Five Eyes on the cyber beat
Australia, Canada, New Zealand, the United Kingdom and the United States have reaffirmed a collective resolve to protect us from cyber criminals.
Home Affairs, Homeland Security, Public Safety and Immigration Ministers from the Five Eyes countries met on the Gold Coast this week to discuss how to better collaborate to meet common security challenges.
‘The increasingly digitised and networked nature of all aspects of our economies and societies means that cyber security and resilience is of the highest priority,’ according to the Official Communique issued after the Five Country Ministerial 2018 meeting.
They reaffirmed that the close and enduring five country partnership, developed following World War II, remains fundamental to our security and prosperity.
This includes improving domestic cyber resilience, and coordinating responses to significant cyber incidents.
Keeping watch together, 24/7
‘The cyber domain is a vector for threats posed by hostile state actors, criminals, terrorist networks and hacktivists,’ the Ministers said.
‘A cyber attack is an attack on our communities and our sovereignty.’
The Five Eyes partners agreed to further strengthen the relationships between their cyber watch units, including the 24/7 global monitoring capability in the Australian Cyber Security Centre that was officially opened in Canberra in August.
These cyber watch offices will contribute to enhanced, shared 24/7 monitoring of and response to hostile cyber activity.
The five countries also committed to work together to protect critical infrastructure and support the development of secure critical infrastructure supply chains.
They will share risk assessments and certification practices on supply chains.
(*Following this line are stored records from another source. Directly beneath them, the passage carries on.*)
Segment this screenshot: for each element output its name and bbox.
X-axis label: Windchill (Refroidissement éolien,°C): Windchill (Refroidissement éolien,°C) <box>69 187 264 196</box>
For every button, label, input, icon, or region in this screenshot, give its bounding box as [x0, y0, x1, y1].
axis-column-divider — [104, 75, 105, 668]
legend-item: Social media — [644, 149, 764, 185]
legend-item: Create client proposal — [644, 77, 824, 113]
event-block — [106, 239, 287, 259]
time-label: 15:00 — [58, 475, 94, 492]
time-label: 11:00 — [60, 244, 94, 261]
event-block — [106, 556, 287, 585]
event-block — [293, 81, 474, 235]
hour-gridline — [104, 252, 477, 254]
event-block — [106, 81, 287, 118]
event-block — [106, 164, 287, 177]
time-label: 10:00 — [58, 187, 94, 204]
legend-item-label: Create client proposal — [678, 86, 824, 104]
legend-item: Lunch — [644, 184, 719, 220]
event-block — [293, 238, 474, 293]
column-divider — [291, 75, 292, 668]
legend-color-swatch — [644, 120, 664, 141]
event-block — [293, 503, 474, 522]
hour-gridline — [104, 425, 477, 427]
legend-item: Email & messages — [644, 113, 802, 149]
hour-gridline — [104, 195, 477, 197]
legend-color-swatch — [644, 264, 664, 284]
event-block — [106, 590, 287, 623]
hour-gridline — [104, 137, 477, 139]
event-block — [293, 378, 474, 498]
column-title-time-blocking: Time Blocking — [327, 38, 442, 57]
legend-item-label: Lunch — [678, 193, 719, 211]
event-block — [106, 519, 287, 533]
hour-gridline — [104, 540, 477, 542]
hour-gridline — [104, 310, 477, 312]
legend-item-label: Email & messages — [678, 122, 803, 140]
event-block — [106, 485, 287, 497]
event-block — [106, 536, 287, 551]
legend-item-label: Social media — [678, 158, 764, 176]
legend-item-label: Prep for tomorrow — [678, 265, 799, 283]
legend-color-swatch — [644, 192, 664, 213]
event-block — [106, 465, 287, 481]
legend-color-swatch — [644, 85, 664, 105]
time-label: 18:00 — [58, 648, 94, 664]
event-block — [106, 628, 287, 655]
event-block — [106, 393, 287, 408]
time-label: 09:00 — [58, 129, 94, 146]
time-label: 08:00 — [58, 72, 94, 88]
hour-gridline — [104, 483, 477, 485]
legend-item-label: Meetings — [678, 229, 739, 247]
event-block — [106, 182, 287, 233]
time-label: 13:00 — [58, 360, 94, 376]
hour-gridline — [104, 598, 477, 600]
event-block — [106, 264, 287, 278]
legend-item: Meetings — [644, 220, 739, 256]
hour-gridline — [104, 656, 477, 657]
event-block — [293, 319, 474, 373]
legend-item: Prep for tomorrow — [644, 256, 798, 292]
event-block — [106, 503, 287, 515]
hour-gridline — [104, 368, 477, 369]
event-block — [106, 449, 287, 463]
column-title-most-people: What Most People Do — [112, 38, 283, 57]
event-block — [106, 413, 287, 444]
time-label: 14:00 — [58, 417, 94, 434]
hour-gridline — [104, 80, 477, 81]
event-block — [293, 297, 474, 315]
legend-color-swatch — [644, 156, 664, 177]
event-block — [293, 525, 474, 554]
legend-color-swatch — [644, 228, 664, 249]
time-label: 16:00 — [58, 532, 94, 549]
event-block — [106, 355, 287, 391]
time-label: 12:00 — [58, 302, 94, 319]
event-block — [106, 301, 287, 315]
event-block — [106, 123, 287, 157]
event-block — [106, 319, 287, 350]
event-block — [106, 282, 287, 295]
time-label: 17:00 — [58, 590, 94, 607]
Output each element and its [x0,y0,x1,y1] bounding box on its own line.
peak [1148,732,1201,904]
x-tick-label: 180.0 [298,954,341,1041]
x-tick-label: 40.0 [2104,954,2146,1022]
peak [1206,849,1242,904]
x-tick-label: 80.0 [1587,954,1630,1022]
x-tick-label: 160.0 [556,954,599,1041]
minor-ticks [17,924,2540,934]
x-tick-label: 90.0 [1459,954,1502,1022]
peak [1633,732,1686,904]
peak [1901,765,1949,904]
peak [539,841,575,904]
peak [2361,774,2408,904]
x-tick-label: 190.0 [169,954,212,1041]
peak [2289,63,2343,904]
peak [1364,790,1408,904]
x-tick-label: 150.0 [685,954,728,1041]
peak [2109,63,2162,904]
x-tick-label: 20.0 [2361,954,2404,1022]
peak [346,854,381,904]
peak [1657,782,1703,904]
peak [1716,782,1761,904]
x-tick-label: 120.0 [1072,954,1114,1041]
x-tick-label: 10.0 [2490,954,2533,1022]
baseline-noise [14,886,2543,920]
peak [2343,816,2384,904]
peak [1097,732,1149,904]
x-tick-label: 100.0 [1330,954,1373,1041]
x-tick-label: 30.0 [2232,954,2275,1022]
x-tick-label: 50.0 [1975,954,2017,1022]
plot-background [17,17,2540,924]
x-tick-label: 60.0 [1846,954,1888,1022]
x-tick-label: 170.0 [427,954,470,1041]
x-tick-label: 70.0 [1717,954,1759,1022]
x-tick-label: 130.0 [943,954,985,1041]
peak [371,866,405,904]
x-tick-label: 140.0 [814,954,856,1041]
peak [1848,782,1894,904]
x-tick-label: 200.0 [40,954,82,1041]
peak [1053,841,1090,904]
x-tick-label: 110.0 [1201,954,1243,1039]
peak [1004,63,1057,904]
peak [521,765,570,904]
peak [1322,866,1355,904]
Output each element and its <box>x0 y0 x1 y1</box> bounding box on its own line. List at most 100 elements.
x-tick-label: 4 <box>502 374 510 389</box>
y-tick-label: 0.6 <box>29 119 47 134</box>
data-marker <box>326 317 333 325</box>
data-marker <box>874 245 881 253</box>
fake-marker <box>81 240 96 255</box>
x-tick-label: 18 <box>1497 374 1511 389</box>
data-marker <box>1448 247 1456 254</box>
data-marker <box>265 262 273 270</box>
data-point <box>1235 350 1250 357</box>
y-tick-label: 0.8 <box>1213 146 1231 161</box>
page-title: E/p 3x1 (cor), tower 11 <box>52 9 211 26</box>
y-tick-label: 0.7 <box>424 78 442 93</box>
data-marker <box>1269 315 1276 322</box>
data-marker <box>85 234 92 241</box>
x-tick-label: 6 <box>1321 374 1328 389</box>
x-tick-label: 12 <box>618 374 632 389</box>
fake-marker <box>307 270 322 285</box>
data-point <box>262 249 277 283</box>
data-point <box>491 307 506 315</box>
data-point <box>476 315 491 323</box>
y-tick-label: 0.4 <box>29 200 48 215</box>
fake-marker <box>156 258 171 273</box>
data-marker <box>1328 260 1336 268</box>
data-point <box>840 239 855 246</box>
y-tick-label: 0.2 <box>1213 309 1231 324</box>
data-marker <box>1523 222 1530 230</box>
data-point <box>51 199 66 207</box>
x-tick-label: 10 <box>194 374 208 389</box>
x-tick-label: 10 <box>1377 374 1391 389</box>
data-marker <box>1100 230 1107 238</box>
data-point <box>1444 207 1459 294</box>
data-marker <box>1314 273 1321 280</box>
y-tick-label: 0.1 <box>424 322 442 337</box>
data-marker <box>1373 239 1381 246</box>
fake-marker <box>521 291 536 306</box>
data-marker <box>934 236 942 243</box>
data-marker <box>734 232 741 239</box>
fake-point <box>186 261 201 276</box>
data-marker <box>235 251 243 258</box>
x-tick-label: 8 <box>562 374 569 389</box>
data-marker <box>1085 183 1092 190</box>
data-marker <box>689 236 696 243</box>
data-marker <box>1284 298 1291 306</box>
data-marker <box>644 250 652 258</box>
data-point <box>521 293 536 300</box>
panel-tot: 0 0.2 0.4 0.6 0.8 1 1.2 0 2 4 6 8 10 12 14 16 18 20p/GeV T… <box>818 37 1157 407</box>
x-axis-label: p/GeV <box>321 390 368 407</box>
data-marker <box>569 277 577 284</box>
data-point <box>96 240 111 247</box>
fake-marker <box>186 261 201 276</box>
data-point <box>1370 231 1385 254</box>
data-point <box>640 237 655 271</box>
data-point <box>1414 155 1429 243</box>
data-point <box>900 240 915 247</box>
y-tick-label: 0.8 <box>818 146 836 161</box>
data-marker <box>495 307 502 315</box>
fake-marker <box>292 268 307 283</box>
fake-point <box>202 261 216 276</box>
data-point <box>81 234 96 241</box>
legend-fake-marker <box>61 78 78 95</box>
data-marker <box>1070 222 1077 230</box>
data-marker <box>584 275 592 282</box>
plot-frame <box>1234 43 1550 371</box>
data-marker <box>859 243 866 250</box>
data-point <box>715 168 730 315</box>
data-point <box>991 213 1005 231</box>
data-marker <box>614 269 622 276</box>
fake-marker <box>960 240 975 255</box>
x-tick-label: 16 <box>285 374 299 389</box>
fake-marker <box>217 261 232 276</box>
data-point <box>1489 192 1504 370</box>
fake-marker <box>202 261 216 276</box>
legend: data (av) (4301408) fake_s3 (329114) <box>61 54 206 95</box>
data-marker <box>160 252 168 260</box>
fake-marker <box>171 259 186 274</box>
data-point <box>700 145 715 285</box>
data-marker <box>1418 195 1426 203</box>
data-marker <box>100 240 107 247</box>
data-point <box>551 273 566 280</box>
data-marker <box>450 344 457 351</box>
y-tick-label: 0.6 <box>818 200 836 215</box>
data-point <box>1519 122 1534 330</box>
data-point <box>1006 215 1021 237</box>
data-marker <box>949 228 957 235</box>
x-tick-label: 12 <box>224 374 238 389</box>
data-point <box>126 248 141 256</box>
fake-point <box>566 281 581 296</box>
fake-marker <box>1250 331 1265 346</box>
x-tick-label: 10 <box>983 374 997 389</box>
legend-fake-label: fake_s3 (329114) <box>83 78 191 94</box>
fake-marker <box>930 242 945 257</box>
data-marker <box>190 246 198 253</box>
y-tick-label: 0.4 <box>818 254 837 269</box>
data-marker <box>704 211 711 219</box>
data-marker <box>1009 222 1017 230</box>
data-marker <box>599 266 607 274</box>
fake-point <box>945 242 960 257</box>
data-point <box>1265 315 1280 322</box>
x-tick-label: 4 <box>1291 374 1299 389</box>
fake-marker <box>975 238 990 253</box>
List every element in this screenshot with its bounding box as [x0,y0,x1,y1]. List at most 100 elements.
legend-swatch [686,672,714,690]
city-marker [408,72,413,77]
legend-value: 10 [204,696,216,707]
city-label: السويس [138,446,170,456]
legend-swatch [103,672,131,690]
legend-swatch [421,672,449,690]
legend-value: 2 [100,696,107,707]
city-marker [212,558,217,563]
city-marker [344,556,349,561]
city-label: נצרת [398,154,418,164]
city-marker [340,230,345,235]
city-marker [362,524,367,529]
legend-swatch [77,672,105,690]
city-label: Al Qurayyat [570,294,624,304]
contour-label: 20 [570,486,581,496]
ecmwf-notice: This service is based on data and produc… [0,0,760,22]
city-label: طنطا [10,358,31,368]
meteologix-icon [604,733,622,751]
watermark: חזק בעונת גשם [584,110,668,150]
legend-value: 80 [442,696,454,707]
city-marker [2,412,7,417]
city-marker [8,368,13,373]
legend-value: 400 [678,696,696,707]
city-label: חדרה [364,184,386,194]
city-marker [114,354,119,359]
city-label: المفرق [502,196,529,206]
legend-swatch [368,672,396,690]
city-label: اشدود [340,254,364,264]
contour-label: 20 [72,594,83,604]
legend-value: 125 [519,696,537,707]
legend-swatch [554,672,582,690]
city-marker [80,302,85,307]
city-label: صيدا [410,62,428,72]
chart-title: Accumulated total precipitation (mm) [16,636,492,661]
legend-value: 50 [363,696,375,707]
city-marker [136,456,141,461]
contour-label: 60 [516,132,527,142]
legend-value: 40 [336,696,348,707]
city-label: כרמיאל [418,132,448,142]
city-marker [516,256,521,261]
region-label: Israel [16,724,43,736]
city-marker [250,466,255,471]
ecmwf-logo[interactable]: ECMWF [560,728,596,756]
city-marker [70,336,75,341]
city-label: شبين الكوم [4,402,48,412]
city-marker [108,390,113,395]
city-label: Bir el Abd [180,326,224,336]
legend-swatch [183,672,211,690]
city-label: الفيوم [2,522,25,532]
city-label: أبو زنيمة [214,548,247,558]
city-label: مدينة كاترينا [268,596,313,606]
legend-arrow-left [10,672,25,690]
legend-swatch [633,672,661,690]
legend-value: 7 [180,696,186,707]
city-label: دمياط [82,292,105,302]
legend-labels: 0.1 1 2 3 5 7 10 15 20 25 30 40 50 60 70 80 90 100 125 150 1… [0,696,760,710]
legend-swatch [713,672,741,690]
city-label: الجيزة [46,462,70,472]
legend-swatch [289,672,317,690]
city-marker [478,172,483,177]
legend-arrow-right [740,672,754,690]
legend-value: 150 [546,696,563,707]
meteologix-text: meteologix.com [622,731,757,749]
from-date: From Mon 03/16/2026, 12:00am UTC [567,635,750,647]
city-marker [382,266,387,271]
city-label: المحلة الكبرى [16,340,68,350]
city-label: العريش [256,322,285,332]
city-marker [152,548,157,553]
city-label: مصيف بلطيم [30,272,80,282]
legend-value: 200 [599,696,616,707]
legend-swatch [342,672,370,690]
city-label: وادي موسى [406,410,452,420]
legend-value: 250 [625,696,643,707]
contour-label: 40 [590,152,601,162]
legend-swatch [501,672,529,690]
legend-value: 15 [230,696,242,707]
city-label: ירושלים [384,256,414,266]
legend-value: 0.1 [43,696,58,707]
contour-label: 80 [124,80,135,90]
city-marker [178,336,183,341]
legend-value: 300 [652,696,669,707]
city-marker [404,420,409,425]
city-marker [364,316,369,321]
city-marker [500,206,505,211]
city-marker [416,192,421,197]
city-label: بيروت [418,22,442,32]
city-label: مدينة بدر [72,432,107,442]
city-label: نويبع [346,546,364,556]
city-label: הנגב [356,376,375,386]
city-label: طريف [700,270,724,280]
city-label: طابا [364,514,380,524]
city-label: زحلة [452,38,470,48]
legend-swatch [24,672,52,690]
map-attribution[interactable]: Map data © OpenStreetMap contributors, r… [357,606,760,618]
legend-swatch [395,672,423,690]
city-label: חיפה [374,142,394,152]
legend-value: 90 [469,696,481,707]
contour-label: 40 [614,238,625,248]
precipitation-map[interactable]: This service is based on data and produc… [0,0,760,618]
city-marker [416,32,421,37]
This aims to support the continued resilience of cyber networks and prepare for new and emerging technologies.
Shining a light in dark places
Encryption is vital to the digital economy, a secure cyberspace and the protection of personal, commercial and government information.
The five countries have no interest or intention to weaken encryption mechanisms.
‘We recognise, however, that encryption, including end-to-end encryption, is also used in the conduct of terrorist and criminal activities,’ they said.
‘The inability of intelligence and law enforcement agencies to lawfully access encrypted data and communications poses challenges to law enforcement agencies\’ efforts to protect our communities.’
Therefore, they agreed to the urgent need for law enforcement to gain targeted access to data, subject to strict safeguards, legal limitations, and respective domestic consultations.
A new Statement of Principles on Access to Evidence and Encryption sets out a framework for discussions with industry on resolving the challenges to lawful access posed by encryption, while respecting human rights and fundamental freedoms.